Tentative d'assassinat d'un opposant algérien. Quatre suspects écroués en France

Ancien officier algérien et journaliste critique du pouvoir, établi depuis les années 1990 en France, Hichem Aboud voit dans cette tentative de meurtre une volonté de "le faire taire".
Les suspects sont âgés de 19 à 22 ans. Trois ont été inculpés pour tentative de meurtre en bande organisée en relation avec une entreprise terroriste, le quatrième pour complicité de cette tentative de meurtre et association de malfaiteurs terroriste criminelle, a confirmé une source judiciaire.
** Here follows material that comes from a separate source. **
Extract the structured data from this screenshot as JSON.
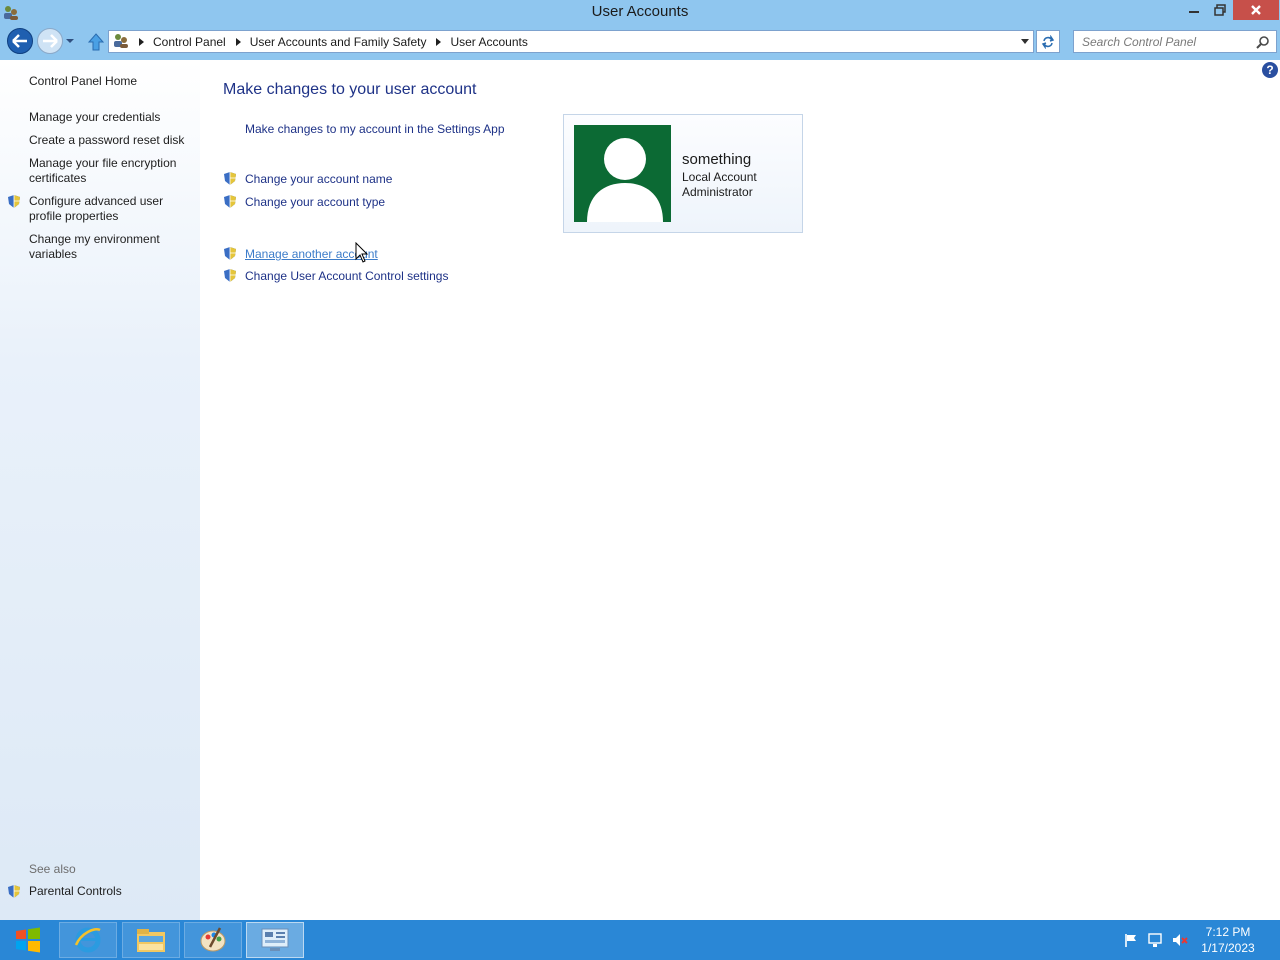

Une information judiciaire, c'est-à-dire une enquête confiée à un juge d'instruction, a été ouverte en mars 2026 par le parquet national antiterroriste français.
"Mon client a découvert cette tentative de meurtre par l'AFP, mais cela ne l'étonne pas", a réagi Me Dalil Essakali, l'avocat de l'opposant, dénonçant "des tentatives d'assassinat" à Liège et à Paris, ainsi qu'"un enlèvement" à Barcelone en octobre 2024.
"La tentative d'assassinat du mois de février 2025 s'inscrit dans la logique des choses après le ratage de l'opération de Barcelone", estime ainsi Hichem Aboud auprès de l'AFP. "Il fallait et il faudrait m'éliminer pour me faire taire".
Pour Hichem Aboud, cette ouverture d'information judiciaire antiterroriste montre que la justice française le prend "enfin au sérieux", poursuit son avocat. "Jusqu'à maintenant, ses plaintes n'ont pas abouti".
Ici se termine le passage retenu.